JKR: Like a lot in the Harry Potter books it was reality with a twist I wanted to find another entrance to the magical world, but I didn't want a kind of time-warp thing, I like the entrances to be places that you can only find if you have the knowledge. So anyone who ran at the barrier with enough confidence would be able to break through onto this platform between platform 9 -- platform 10.
JKR: I wrote Platform 9¾ when I was living in Manchester, and I wrongly visualized the platforms, and I was actually thinking of Euston, so anyone who's actually been to the real platforms 9 and 10 in King's Cross will realize they don't bear a great resemblance to the platforms 9 and 10 as described in the book. So that's just me coming clean, there. I was in Manchester, I couldn't check.”
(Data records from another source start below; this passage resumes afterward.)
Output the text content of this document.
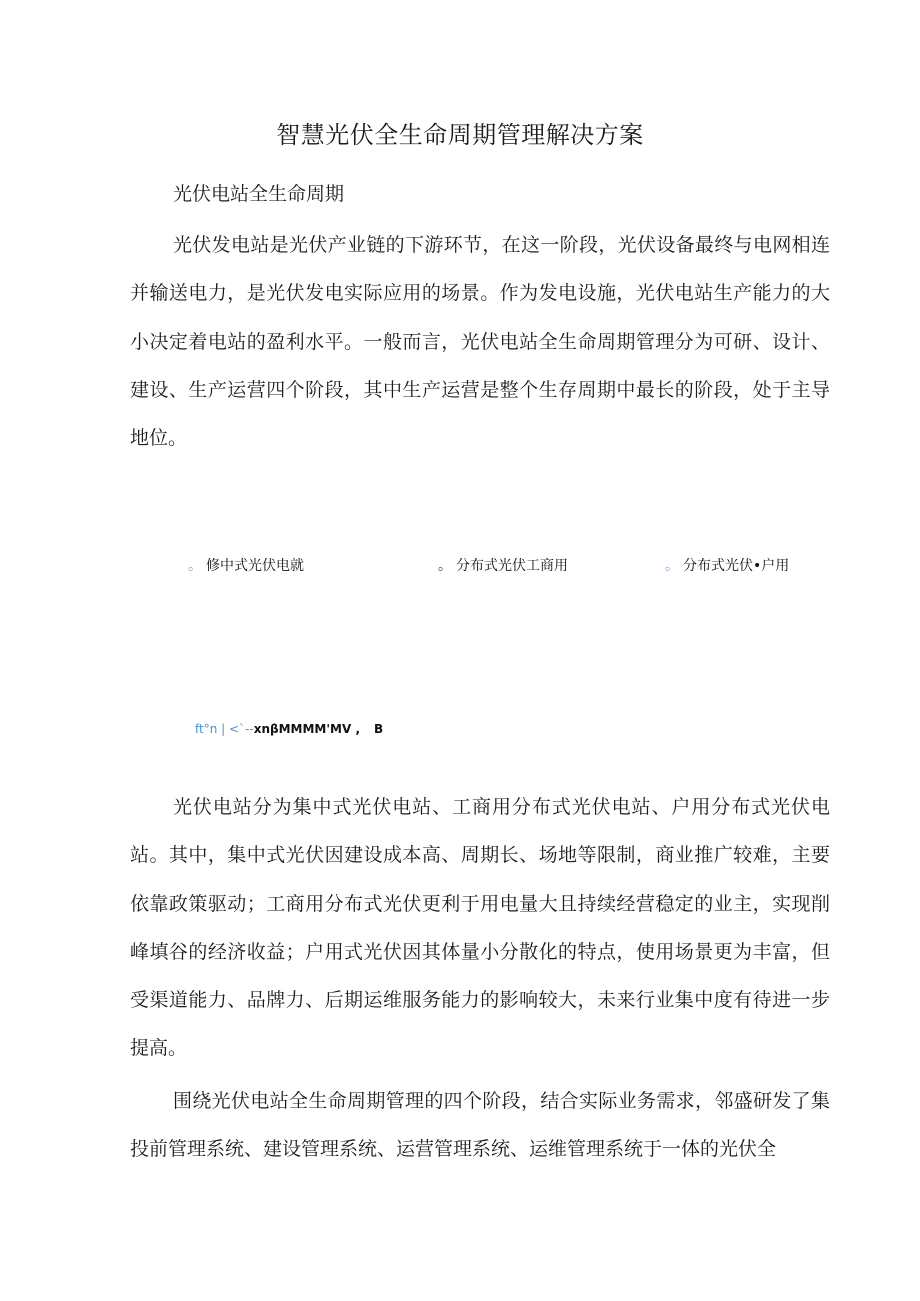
智慧光伏全生命周期管理解决方案
光伏电站全生命周期

光伏发电站是光伏产业链的下游环节，在这一阶段，光伏设备最终与电网相连并输送电力，是光伏发电实际应用的场景。作为发电设施，光伏电站生产能力的大小决定着电站的盈利水平。一般而言，光伏电站全生命周期管理分为可研、设计、建设、生产运营四个阶段，其中生产运营是整个生存周期中最长的阶段，处于主导地位。

。 修中式光伏电就	。 分布式光伏工商用	。 分布式光伏•户用
ft°n | <`--xnβMMMM'MV , B

光伏电站分为集中式光伏电站、工商用分布式光伏电站、户用分布式光伏电站。其中，集中式光伏因建设成本高、周期长、场地等限制，商业推广较难，主要依靠政策驱动；工商用分布式光伏更利于用电量大且持续经营稳定的业主，实现削峰填谷的经济收益；户用式光伏因其体量小分散化的特点，使用场景更为丰富，但受渠道能力、品牌力、后期运维服务能力的影响较大，未来行业集中度有待进一步提高。

围绕光伏电站全生命周期管理的四个阶段，结合实际业务需求，邻盛研发了集投前管理系统、建设管理系统、运营管理系统、运维管理系统于一体的光伏全
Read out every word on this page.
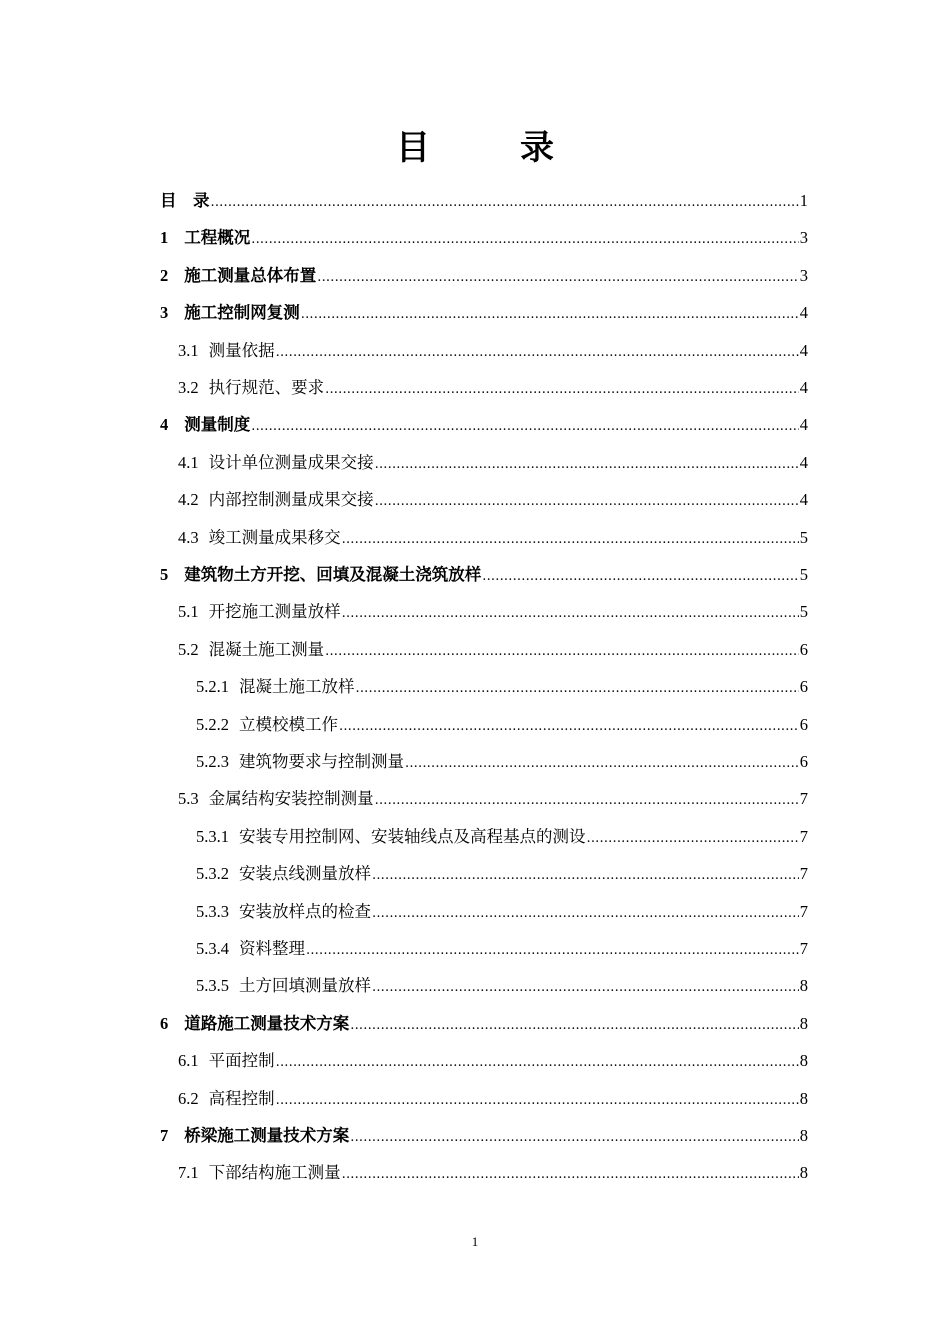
目　录
目　录 .....	1
1 工程概况 .....	3
2 施工测量总体布置 .....	3
3 施工控制网复测 .....	4
3.1 测量依据 .....	4
3.2 执行规范、要求 .....	4
4 测量制度 .....	4
4.1 设计单位测量成果交接 .....	4
4.2 内部控制测量成果交接 .....	4
4.3 竣工测量成果移交 .....	5
5 建筑物土方开挖、回填及混凝土浇筑放样 .....	5
5.1 开挖施工测量放样 .....	5
5.2 混凝土施工测量 .....	6
5.2.1 混凝土施工放样 .....	6
5.2.2 立模校模工作 .....	6
5.2.3 建筑物要求与控制测量 .....	6
5.3 金属结构安装控制测量 .....	7
5.3.1 安装专用控制网、安装轴线点及高程基点的测设 .....	7
5.3.2 安装点线测量放样 .....	7
5.3.3 安装放样点的检查 .....	7
5.3.4 资料整理 .....	7
5.3.5 土方回填测量放样 .....	8
6 道路施工测量技术方案 .....	8
6.1 平面控制 .....	8
6.2 高程控制 .....	8
7 桥梁施工测量技术方案 .....	8
7.1 下部结构施工测量 .....	8
1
http://www.accio-quote.org/articles/2001/1201-bbc-hpandme.htm


I don't disagree with your analysis but I feel like it falls victim to a problem I have with your overall take on literature (I wouldn't subscribe if i weren't largely with you on most things)
But it seems pretty clear to me that — which Harry Potter is good — no dispute — you must also factor in that to some degree it just kind of won societal lottery.
Right place.
Right time.
The right people saw it at the right moment. It had the right story.
There becomes a point for certain works that when they get big enough it becomes self-reinforcing. Other people consume the thing just because they want to be part of the conversation.
My take on Harry Potter has always been: It's good but it's not THAT good. Basically NOTHING is that good. It took on a life of its own that had nothing to do with its merits. Its become this social network that a certain kind of kid will probably want to join for a long long time.
Part of its story is just epic amounts of luck.
And this I think is my big critique of the Common Reader. I always feel like your take on things is that the entire story is merit-based.
And it's not the entire story. It might not even be most of the story.
And this is PARTICULARLY important with Harry Potter.
I'll never be convinced that there aren't other epic tales of young talented people that are every bit as inherently good as HARRY POTTER but they just didn't catch lightning in a bottle for reasons that were wholly out of the authors control.
Undoubtedly there will folks who read this as saying I'm saying the books aren't good. I'm not saying that. I just think the success of these books became at a certain point a perpetual motion machine long divorced from the books themselves.
My 9-year-old, very American son, who loves the Mets and the Knicks above all -- cannot get enough of these books. I think the escape into a larger, fantastical world - where the rules/spells/history are to be discovered, but the morality is clear drives the appeal.